A key advantage of utilizing Azure OpenAI endpoints is the built-in safety content filters provided by Microsoft. These filters function by processing both the input prompts and the generated outputs through a sophisticated array of classification models. The goal is to identify and mitigate the risk of producing any content that could be deemed harmful.

Future of the project and GenAI

Triggered by the above? Feel free to explore yourself on: github.com/azure/nerdland-copilot.
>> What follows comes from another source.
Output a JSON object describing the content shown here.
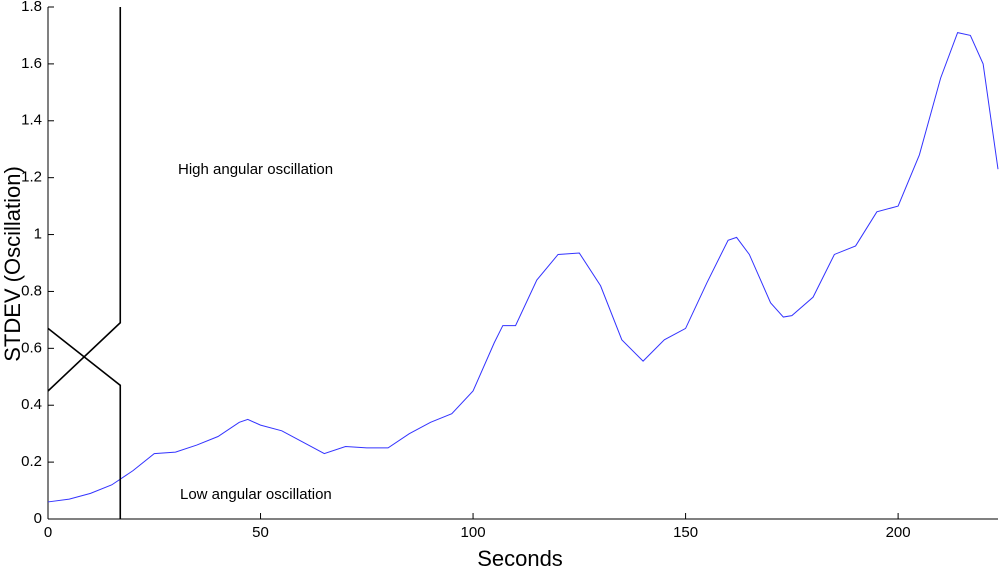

The journey of developing this custom Assistantwas a time-constrained endeavor that laid the groundwork for a basic yet functional system. The possibilities for expansion and enhancement are endless, with potential future enhancements including:

Integration of models like GPT-4o: Enabling speech-based interactions with the bot, offering a more dynamic and accessible user experience.
Data enrichment: Incorporating a broader spectrum of (external) data to enrich the chatbot's knowledge base and response accuracy.
Quality optimization: Embedding LLMOps (for example with: PromptFlow) into the application's core to fine-tune the LLM's performance, coupled with leveraging real-time user feedback for continuous improvement.
Incorporating graph libraries would enable the AI to present answers that are not only informative but also visually compelling, particularly for responses that involve statistical analysis. This would make data interpretation more intuitive for users.
Embracing the adage that "a picture is worth a thousand words," integrating the ability for the AI to communicate through images and videos could improve the way we interact with the technology.
The concept of creating a podcast from scratch by combining various topics is an exciting prospect. It would allow for the generation of unique and diverse content, tailored to the interests and preferences of the individual. A possible way of achieving this might be with the use of “agents”. An agent being a specific task for an LLM (one specific model/prompt/..) This requires a setup where multiple “agents” work together.